Reserve 10 to 20% of your product test data as a private holdout, never used in development or public reporting. Update eval sets quarterly to prevent gaming, and track benchmark trends over time rather than absolute scores, correlating them with production metrics to calibrate what your public-benchmark movement actually predicts.

What this means for you

For model selection, treat MMMU and MMMU-Pro as entry filters requiring above 75% to be competitive, layer domain benchmarks like MultiFinBen or Video-MME for fit, add AV-Odyssey if audio-visual matters, and reach for Omni-DuplexEval only if you ship real-time interaction.

For eval suite construction, the checklist is short and non-negotiable:

  • Collect 100 to 200 product-representative examples with human ground truth.
  • Write explicit, hierarchical rubrics covering accuracy, grounding, coherence, and helpfulness.
  • Calibrate LLM judges against human ratings; require Cohen kappa at least 0.61.
  • Audit for visual indispensability before trusting any vision-language score.
  • Keep a private holdout set untouched by development or reporting.
  • Refresh the set quarterly and track trends, not snapshots.

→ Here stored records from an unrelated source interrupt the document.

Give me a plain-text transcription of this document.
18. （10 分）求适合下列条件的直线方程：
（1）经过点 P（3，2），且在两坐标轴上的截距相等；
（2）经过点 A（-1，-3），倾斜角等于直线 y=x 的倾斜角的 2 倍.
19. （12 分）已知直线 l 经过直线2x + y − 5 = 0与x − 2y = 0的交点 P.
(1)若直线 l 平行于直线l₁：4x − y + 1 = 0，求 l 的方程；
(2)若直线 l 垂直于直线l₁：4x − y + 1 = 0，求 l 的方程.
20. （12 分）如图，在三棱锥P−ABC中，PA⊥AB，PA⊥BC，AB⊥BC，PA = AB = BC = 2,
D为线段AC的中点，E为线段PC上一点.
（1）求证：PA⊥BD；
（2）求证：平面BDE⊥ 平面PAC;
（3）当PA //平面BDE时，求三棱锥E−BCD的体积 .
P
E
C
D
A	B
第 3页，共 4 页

Evaluation is now the bottleneck, not because building multimodal models is easy, but because measuring whether they work in production contexts remains genuinely hard. Until contamination auditing, perceptual judge fidelity, and duplex evaluation methodologies mature, layered evaluation combining public benchmarks, custom product evals, and human judgment is the only defensible approach.

Sources

Frequently asked questions

Why is multimodal LLM evaluation harder than text evaluation?

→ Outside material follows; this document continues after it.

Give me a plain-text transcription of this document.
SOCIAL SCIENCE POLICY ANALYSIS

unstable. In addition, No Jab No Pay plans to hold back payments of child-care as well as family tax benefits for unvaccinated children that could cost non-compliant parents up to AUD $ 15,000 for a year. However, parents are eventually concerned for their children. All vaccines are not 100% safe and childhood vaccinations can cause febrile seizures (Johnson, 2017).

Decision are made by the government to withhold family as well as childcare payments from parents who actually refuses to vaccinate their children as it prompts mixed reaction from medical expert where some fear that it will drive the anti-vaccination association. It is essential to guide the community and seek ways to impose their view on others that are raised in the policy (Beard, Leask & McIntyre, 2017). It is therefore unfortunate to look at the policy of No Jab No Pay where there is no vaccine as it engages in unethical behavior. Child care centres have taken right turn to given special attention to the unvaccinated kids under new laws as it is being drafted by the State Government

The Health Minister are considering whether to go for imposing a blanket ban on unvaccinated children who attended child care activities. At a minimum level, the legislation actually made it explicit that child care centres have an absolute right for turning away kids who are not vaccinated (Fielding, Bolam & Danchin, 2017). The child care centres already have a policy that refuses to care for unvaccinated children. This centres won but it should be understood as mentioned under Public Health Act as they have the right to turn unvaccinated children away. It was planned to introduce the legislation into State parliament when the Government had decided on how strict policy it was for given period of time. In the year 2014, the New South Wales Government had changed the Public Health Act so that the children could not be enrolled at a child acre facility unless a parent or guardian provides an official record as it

Multimodal evals must catch cross-modal grounding, temporal reasoning, and modality-specific hallucination that text benchmarks cannot measure. They also suffer from visual dispensability, where models answer correctly without looking at the image, and from immature, fragmented judge methodologies.

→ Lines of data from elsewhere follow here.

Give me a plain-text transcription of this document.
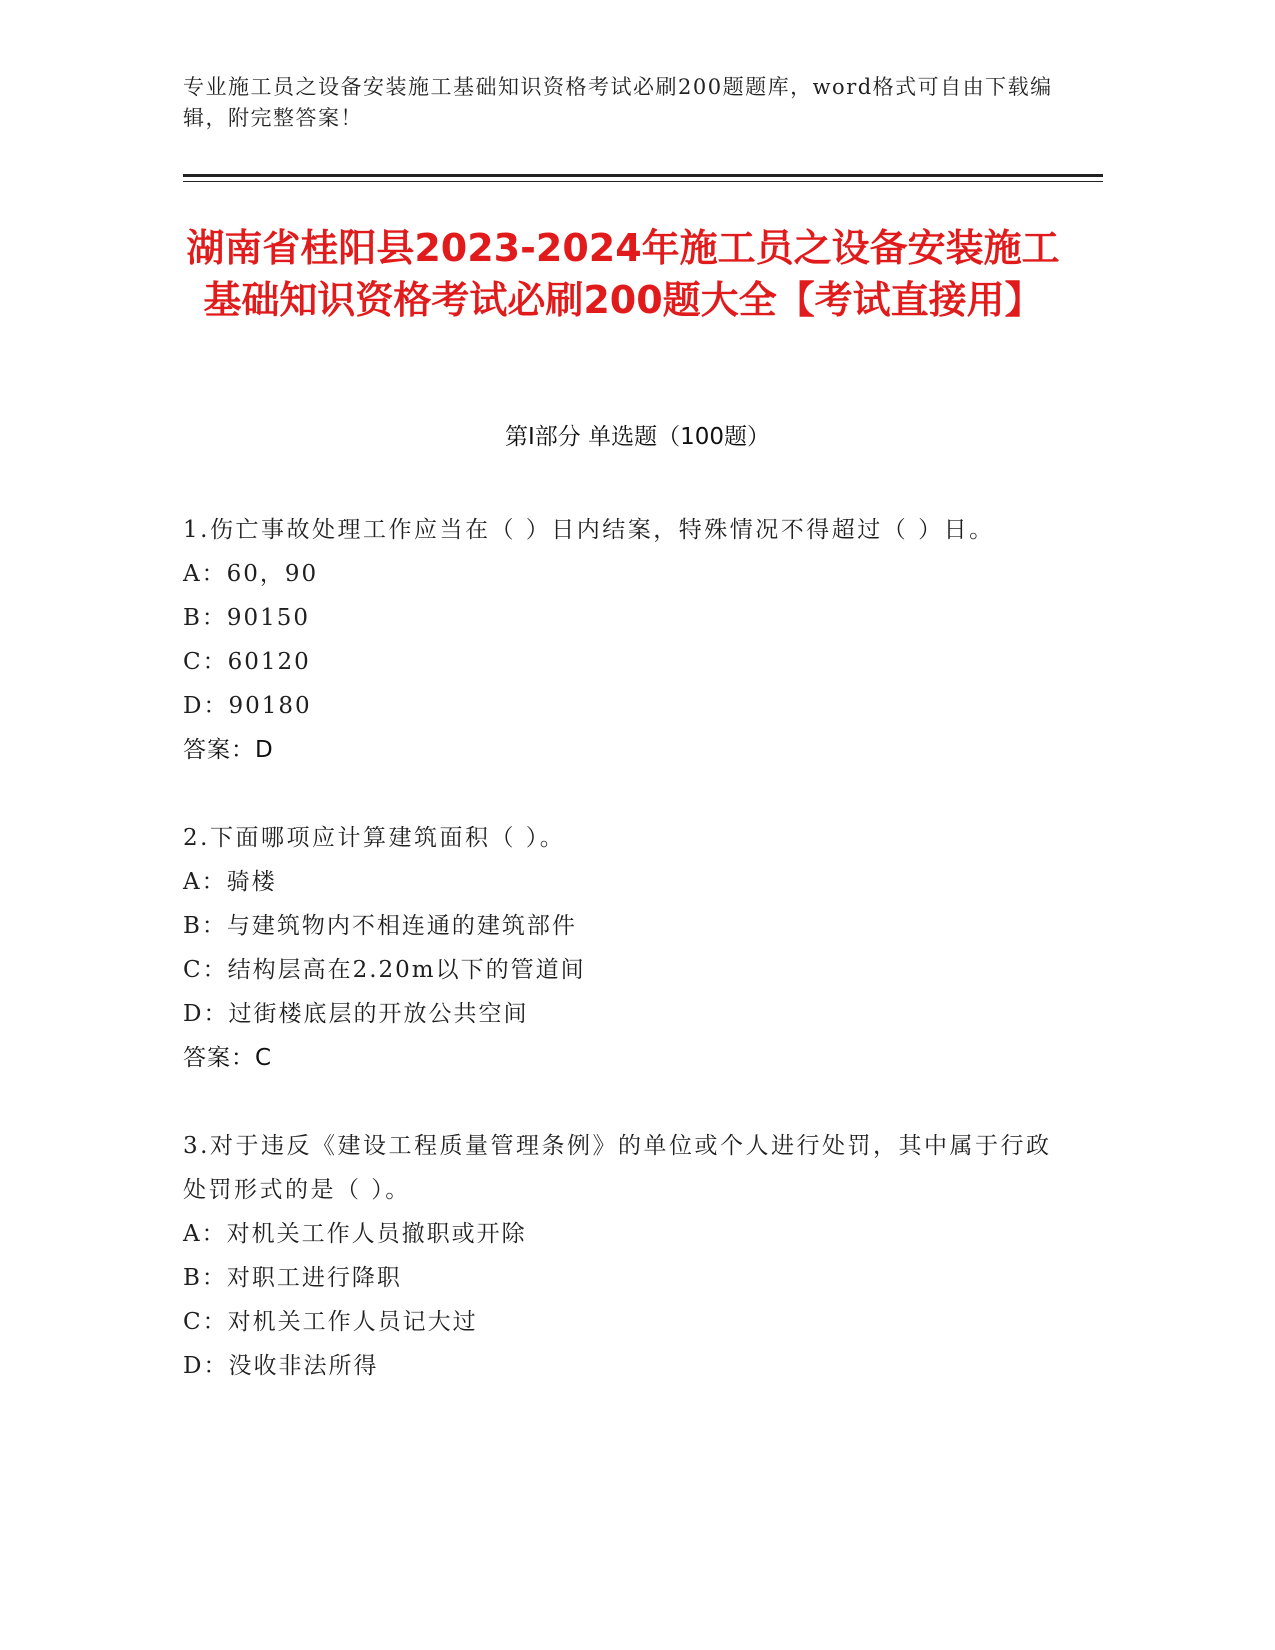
专业施工员之设备安装施工基础知识资格考试必刷200题题库，word格式可自由下载编辑，附完整答案！
湖南省桂阳县2023-2024年施工员之设备安装施工基础知识资格考试必刷200题大全【考试直接用】
第Ⅰ部分 单选题（100题）

1.伤亡事故处理工作应当在（ ）日内结案，特殊情况不得超过（ ）日。

A：60，90

B：90150

C：60120

D：90180

答案：D

2.下面哪项应计算建筑面积（ ）。

A：骑楼

B：与建筑物内不相连通的建筑部件

C：结构层高在2.20m以下的管道间

D：过街楼底层的开放公共空间

答案：C

3.对于违反《建设工程质量管理条例》的单位或个人进行处罚，其中属于行政处罚形式的是（ ）。

A：对机关工作人员撤职或开除

B：对职工进行降职

C：对机关工作人员记大过

D：没收非法所得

Which multimodal benchmarks should I use for model selection in 2026?

Use MMMU and MMMU-Pro as entry filters, MMBench and MathVista for capability breadth, AV-Odyssey for audio-visual tasks, Video-MME and TempCompass for video, and Omni-DuplexEval for real-time duplex interaction. Treat any single score as a floor, not a verdict.

Is LLM-as-judge reliable for multimodal outputs?

Only with narrow rubrics and human calibration. Multimodal judges show self-preference bias, perceptual judgment bias where they reward plausible text over visual evidence, plus length and position biases. Use them for preference and style, not factual visual grounding.

How do I build a production-representative multimodal eval suite?

Collect 100 to 200 examples that mirror your real failure modes, define explicit rubrics, calibrate LLM judges against human ratings with Cohen kappa at least 0.61, and keep a private holdout set never used in development or public reporting.

Has MMLU saturated for frontier models?

Yes. As of April 2026 every frontier model clusters between 89 and 92 percent on MMLU, and MMLU-Pro is approaching saturation within 18 months of release, forcing differentiation into multimodal and agentic benchmarks.